Its main thrust seems to have been on eliminating "health inequalities" between the classes. Problem is that this is very difficult. Whilst the generalisations I am about to make are by no means true across the broad, they do apply to the majority of the respective social class.
Working class adults tend to be more likely to smoke and to have an unhealthy diet. Middle class adults tend not to smoke and to have a healthier diet (though I wouldn't necessarily call the diet healthy, just not as bad). The causes of this are several, not least the fact that it is cheaper and more convenient to eat unhealthely.
With that as the general baseline of the population, it becomes very difficult to eliminate the health inequalities because those in the working classes are not looking after their bodies as much as their middle class counterparts do.

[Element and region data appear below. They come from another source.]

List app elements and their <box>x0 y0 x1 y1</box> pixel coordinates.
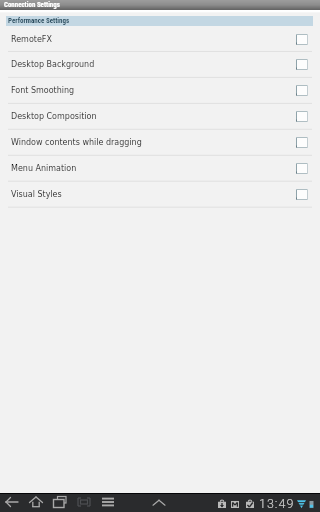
button[interactable]: Menu <box>100 494 116 510</box>
staticText: RemoteFX <box>11 35 319 44</box>
staticText: Desktop Background <box>11 60 319 69</box>
button[interactable]: Visual Styles <box>0 181 320 207</box>
button[interactable]: Back <box>4 494 20 510</box>
button[interactable]: Desktop Composition <box>0 103 320 129</box>
staticText: Visual Styles <box>11 190 319 199</box>
staticText: Window contents while dragging <box>11 138 319 147</box>
staticText: 13:49 <box>259 496 295 511</box>
button[interactable]: Expand status bar <box>151 494 167 510</box>
staticText: Font Smoothing <box>11 86 319 95</box>
button[interactable]: Desktop Background <box>0 51 320 77</box>
staticText: Performance Settings <box>8 17 70 25</box>
staticText: Menu Animation <box>11 164 319 173</box>
button[interactable]: Font Smoothing <box>0 77 320 103</box>
button[interactable]: Window contents while dragging <box>0 129 320 155</box>
button[interactable]: Recent apps <box>52 494 68 510</box>
staticText: Connection Settings <box>4 1 60 9</box>
button[interactable]: Home <box>28 494 44 510</box>
button[interactable]: Menu Animation <box>0 155 320 181</box>
staticText: Desktop Composition <box>11 112 319 121</box>
button[interactable]: RemoteFX <box>0 26 320 52</box>
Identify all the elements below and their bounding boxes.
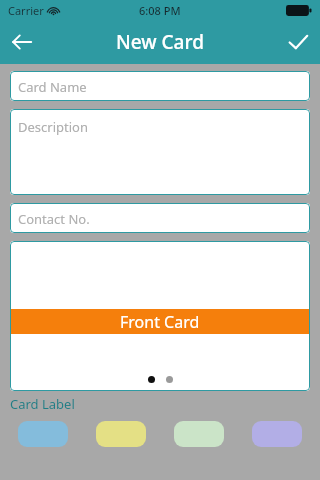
button[interactable]: Label colour 3 bbox=[174, 421, 224, 447]
staticText: Card Label bbox=[10, 395, 75, 413]
button[interactable]: Label colour 2 bbox=[96, 421, 146, 447]
button[interactable]: Card Name bbox=[10, 71, 310, 101]
staticText: Front Card bbox=[120, 311, 200, 333]
button[interactable]: Front Card bbox=[10, 241, 310, 391]
staticText: Contact No. bbox=[18, 210, 90, 228]
button[interactable]: Label colour 4 bbox=[252, 421, 302, 447]
staticText: New Card bbox=[116, 29, 204, 55]
staticText: 6:08 PM bbox=[139, 3, 181, 18]
button[interactable]: Save bbox=[276, 20, 320, 64]
button[interactable]: Back bbox=[0, 20, 44, 64]
button[interactable]: Contact No. bbox=[10, 203, 310, 233]
button[interactable]: Description bbox=[10, 109, 310, 195]
staticText: Description bbox=[18, 118, 88, 136]
staticText: Card Name bbox=[18, 78, 87, 96]
staticText: Carrier bbox=[8, 3, 44, 18]
button[interactable]: Label colour 1 bbox=[18, 421, 68, 447]
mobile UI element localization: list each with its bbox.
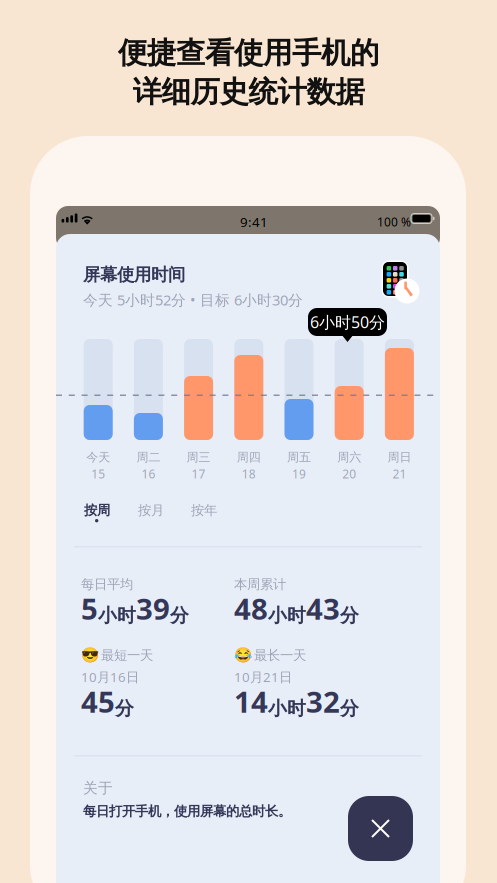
staticText: 周六 [337, 450, 361, 465]
staticText: 9:41 [240, 213, 268, 231]
staticText: 19 [292, 466, 306, 482]
staticText: 21 [392, 466, 406, 482]
staticText: 便捷查看使用手机的 [118, 35, 379, 71]
staticText: 按周 [84, 502, 110, 518]
staticText: 周四 [237, 450, 261, 465]
staticText: 按月 [138, 502, 164, 518]
staticText: 48 [234, 589, 268, 628]
staticText: 小时 [98, 604, 136, 627]
staticText: 分 [115, 697, 134, 720]
staticText: 45 [81, 682, 115, 721]
staticText: 100 % [377, 214, 411, 230]
staticText: 39 [136, 589, 170, 628]
button[interactable]: 按年 [191, 502, 217, 518]
staticText: 每日平均 [81, 576, 133, 592]
staticText: 10月21日 [234, 668, 292, 686]
staticText: 最短一天 [101, 647, 153, 664]
staticText: 按年 [191, 502, 217, 518]
staticText: 关于 [83, 779, 113, 797]
staticText: 今天 5小时52分 • 目标 6小时30分 [83, 290, 303, 310]
staticText: 14 [234, 682, 268, 721]
staticText: 😂 [234, 647, 252, 664]
staticText: 周二 [136, 450, 160, 465]
staticText: 32 [306, 682, 340, 721]
staticText: 16 [141, 466, 155, 482]
staticText: 每日打开手机，使用屏幕的总时长。 [83, 803, 291, 819]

For the record, this is due to change in the coming decades. The present generation of middle class teenagers and students, drink as much (if not more) as their working class counterparts (and by this I mean binge drinking), and by leaps and bounds take more drugs. However, they don't smoke, whilst working class kids tend to. Quite what this means for the long term health of the respective classes, I'm not sure.
Back to point - this is what ultimately is prompting this policy - in order to eliminate health inequalities the government is attempting to force an on the whole more unhealthy class to be more healthy in order to meet its objective. Problem is that it will probably cut off several of the working class from the health service, thus further damaging their long term health.